Поверив пастуху, хозяин незамедлительно удалился и крепко-накрепко заложил дверь на засов; затем он улегся подле своей жены, которая притворилась спящей и якобы ничего не слыхала. Он рассказал, как его пороли духи, испарившиеся в мгновение ока. Жена была довольна тем, что и он получил свою долю, и это послужило ей некоторого рода утешением. Крестьянин очень жалел своего пастуха, подвергавшегося истязанию злых демонов, и на другой день особливо расспрашивал его, какие мучения тот претерпел. Франсион наплел их целую кучу, чем почти вызвал слезы у всего семейства. Что же касается его возлюбленной, то она сомневалась, секли ли ее духи или живые существа по его наущению. В конце концов она отнесла все на счет его коварства, ибо заметила, что он изменил свое доброе отношение к ней, которое проявлял перед тем, обещая ее осчастливить. Он не переставал проповедовать ей целомудрие и правила чести и увещевал строже, нежели до сих пор, хранить верность мужу. Пришлось ей следовать его предписаниям, хотя она не испытывала недостатка в желании их нарушить. С той поры, а также ввиду общераспространенного мнения о пастухах, разнеслась молва, что Франсион — кудесник и находится в общении с демонами. Крестьяне много раз заставали его в то время, как он громко говорил сам с собой, сочиняя стихи, а так как изрекал он разные поэтические слова, в коих они не смыслили ни бельмеса, то мужики вообразили, будто беседует он с каким-нибудь невидимым духом. Он редко разговаривал с этими неотесанными людьми, да и то только тогда, когда хотел посмеяться; а потому эту нелюдимость связывали с его пагубным ремеслом. У него замечали многие такие познания, которые были необычны в деревне. Однажды, услыхав, как священники беседуют о каких-то высших материях, он высказал откровенно свое мнение; это крайне всех изумило и навело на мысль, что его учителем был сам дьявол. С помощью натуральной магии он проделывал много фокусов и чудодейственно исцелял всяких больных, что трудно было объяснить иначе, как колдовством. Помимо того, считали, что он владеет искусством предсказывать будущее и угадывать все на свете. Как-то, будучи в компании деревенских девок и пентюхов и проделав несколько пустяковых фокус-покусов для поддержания своего авторитета, он сказал:
— Бьюсь об заклад, что угадаю среди вас ту, которая уже лишилась девственности.
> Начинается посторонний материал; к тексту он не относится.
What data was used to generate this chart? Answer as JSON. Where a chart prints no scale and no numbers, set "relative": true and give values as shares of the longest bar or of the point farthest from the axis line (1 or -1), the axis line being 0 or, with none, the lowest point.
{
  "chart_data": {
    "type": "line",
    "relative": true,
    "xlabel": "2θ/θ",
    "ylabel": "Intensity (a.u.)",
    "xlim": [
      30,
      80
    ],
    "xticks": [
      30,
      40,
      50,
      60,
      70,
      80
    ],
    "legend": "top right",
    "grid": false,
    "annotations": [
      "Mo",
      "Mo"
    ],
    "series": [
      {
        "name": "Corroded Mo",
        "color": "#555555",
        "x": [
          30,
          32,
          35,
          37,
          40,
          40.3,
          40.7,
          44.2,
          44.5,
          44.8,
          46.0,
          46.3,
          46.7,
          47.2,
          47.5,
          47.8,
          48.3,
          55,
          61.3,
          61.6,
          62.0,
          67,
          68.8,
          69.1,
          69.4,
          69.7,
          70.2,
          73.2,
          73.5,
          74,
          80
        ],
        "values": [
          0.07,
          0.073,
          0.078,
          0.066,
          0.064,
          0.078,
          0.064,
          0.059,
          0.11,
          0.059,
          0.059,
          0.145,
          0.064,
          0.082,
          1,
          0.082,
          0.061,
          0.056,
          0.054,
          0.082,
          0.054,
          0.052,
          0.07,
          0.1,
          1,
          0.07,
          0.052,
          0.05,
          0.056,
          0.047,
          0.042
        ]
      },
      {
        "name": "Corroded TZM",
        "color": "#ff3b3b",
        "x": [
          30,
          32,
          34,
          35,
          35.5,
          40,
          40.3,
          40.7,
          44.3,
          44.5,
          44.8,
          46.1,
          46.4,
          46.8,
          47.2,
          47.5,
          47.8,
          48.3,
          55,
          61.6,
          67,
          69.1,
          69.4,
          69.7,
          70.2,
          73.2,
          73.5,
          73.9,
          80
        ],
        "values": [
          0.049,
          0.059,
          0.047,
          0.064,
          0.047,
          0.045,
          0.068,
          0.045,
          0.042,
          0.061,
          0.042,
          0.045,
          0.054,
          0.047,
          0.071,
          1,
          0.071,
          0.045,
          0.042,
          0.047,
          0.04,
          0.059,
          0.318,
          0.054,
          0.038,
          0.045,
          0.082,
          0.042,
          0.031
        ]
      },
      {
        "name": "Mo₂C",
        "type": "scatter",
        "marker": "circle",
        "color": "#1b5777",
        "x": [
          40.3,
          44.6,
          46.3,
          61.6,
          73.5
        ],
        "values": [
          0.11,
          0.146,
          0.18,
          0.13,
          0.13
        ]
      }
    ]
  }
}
Нашлась такая, которая на это ответила:
— Вам незачем прибегать к своему искусству; что бы вы ни говорили, а здесь нет ни одной, которая бы потеряла свою честь.
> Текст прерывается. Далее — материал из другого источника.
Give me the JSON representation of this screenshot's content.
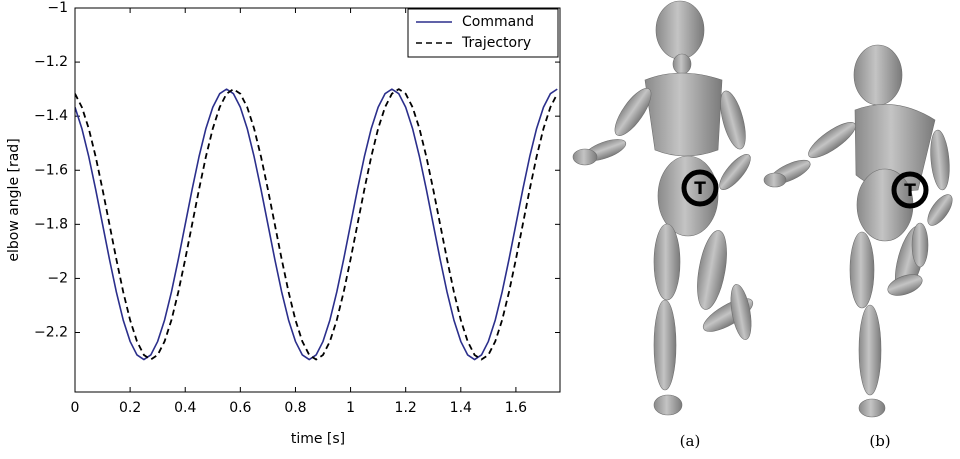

При этих словах крестьянка слегка изменилась в лице, что не ускользнуло от Франсиона, а кроме того, поспешность, с которой она стала его убеждать, чтоб он не разыскивал оплошавшей девицы, заставила его заподозрить ее самое. Поэтому он сказал, что осуществит свое намерение, но во избежание скандала не огласит перед всеми имени той, которая утратила свое девство, а сообщит его одному приятелю, находившемуся тут же. Подойдя к этому человеку, Франсион шепнул ему на ухо:
— Благодаря своему искусству я обнаружил, которая из этих девиц согрешила блудодеянием: это та, что говорила со мной последней.
— Не думаю, — отвечал приятель.
— Только она и тот, кто согрешил с ней, в состоянии вас в этом убедить, — продолжал Франсион, — но можете мне верить не меньше, чем им.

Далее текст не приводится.